What: Shares of Ford Motor Company (NYSE:F) dropped 14% in January. The Blue Oval's common stock opened the month at $13.87, and closed at $11.94 on Friday, Jan. 29.
So what: Ford was caught in a broader sell-off of auto stocks that also hit most of its key competitors' shares. Investors have expressed concern that new-vehicle sales in the U.S. may be peaking, just as China's once-roaring expansion seems to be stalling. There's also concern that established auto industry stalwarts may be at risk of "disruption" from Silicon Valley efforts to develop advanced alternatives to their products.
In recent months, Ford CEO Mark Fields has moved aggressively to address that latter concern, announcing major investments in electrified vehicles and driverless-car technology and a new initiative that could lead Ford into the ride-sharing business. But some analysts have been skeptical of Ford's efforts, suggesting that there's more talk than action.
Now what: Ford is still generating fat profits from its mix of products in North America. Economic cycles are a fact of life in the auto business, and Ford is very well positioned to get through the next major downturn in the U.S. Meanwhile, it's still generating strong profits in Asia, and its operation in Europe has recently returned to profitability.
Meanwhile, I think the threat of "disruption" is greatly overblown, at least in the near term.
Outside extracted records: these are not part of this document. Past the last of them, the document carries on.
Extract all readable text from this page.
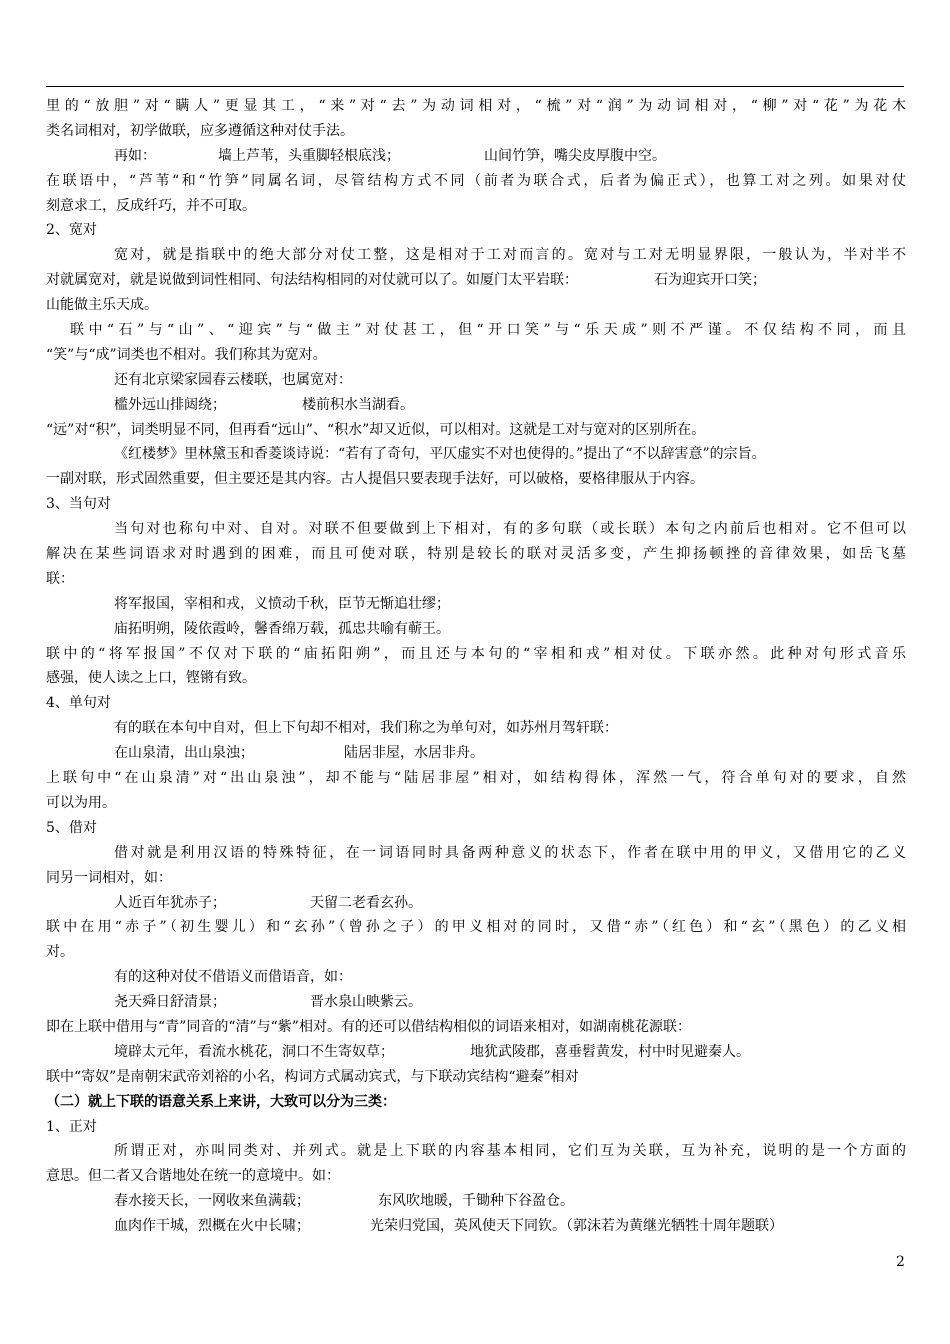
里的“放胆”对“瞒人”更显其工，“来”对“去”为动词相对，“梳”对“润”为动词相对，“柳”对“花”为花木
类名词相对，初学做联，应多遵循这种对仗手法。
再如：	墙上芦苇，头重脚轻根底浅；	山间竹笋，嘴尖皮厚腹中空。
在联语中，“芦苇“和“竹笋”同属名词，尽管结构方式不同（前者为联合式，后者为偏正式），也算工对之列。如果对仗
刻意求工，反成纤巧，并不可取。
2、宽对
宽对，就是指联中的绝大部分对仗工整，这是相对于工对而言的。宽对与工对无明显界限，一般认为，半对半不
对就属宽对，就是说做到词性相同、句法结构相同的对仗就可以了。如厦门太平岩联：	石为迎宾开口笑；
山能做主乐天成。
联中“石”与“山”、“迎宾”与“做主”对仗甚工，但“开口笑”与“乐天成”则不严谨。不仅结构不同，而且
“笑”与“成”词类也不相对。我们称其为宽对。
还有北京梁家园春云楼联，也属宽对：
槛外远山排闼绕；	楼前积水当湖看。
“远”对“积”，词类明显不同，但再看“远山”、“积水”却又近似，可以相对。这就是工对与宽对的区别所在。
《红楼梦》里林黛玉和香菱谈诗说：“若有了奇句，平仄虚实不对也使得的。”提出了“不以辞害意”的宗旨。
一副对联，形式固然重要，但主要还是其内容。古人提倡只要表现手法好，可以破格，要格律服从于内容。
3、当句对
当句对也称句中对、自对。对联不但要做到上下相对，有的多句联（或长联）本句之内前后也相对。它不但可以
解决在某些词语求对时遇到的困难，而且可使对联，特别是较长的联对灵活多变，产生抑扬顿挫的音律效果，如岳飞墓
联：
将军报国，宰相和戎，义愤动千秋，臣节无惭追壮缪；
庙拓明朔，陵依霞岭，馨香绵万载，孤忠共喻有蕲王。
联中的“将军报国”不仅对下联的“庙拓阳朔”，而且还与本句的“宰相和戎”相对仗。下联亦然。此种对句形式音乐
感强，使人读之上口，铿锵有致。
4、单句对
有的联在本句中自对，但上下句却不相对，我们称之为单句对，如苏州月驾轩联：
在山泉清，出山泉浊；	陆居非屋，水居非舟。
上联句中“在山泉清”对“出山泉浊”，却不能与“陆居非屋”相对，如结构得体，浑然一气，符合单句对的要求，自然
可以为用。
5、借对
借对就是利用汉语的特殊特征，在一词语同时具备两种意义的状态下，作者在联中用的甲义，又借用它的乙义
同另一词相对，如：
人近百年犹赤子；	天留二老看玄孙。
联中在用“赤子”（初生婴儿）和“玄孙”（曾孙之子）的甲义相对的同时，又借“赤”（红色）和“玄”（黑色）的乙义相
对。
有的这种对仗不借语义而借语音，如：
尧天舜日舒清景；	晋水泉山映紫云。
即在上联中借用与“青”同音的“清”与“紫”相对。有的还可以借结构相似的词语来相对，如湖南桃花源联：
境辟太元年，看流水桃花，洞口不生寄奴草；	地犹武陵郡，喜垂髫黄发，村中时见避秦人。
联中“寄奴”是南朝宋武帝刘裕的小名，构词方式属动宾式，与下联动宾结构“避秦”相对
（二）就上下联的语意关系上来讲，大致可以分为三类：
1、正对
所谓正对，亦叫同类对、并列式。就是上下联的内容基本相同，它们互为关联，互为补充，说明的是一个方面的
意思。但二者又合谐地处在统一的意境中。如：
春水接天长，一网收来鱼满载；	东风吹地暖，千锄种下谷盈仓。
血肉作干城，烈概在火中长啸；	光荣归党国，英风使天下同钦。（郭沫若为黄继光牺牲十周年题联）
2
Silicon Valley darling Tesla Motors has yet to prove that it can generate a sustainable profit, and other potential rivals are at least several years way from building a single car -- assuming that they even try.
At current prices, Ford's dividend yield is hovering around 5% -- and it's likely to be able to sustain that dividend even if the market slumps. For long-term Ford investors, there's no big reason to sell now.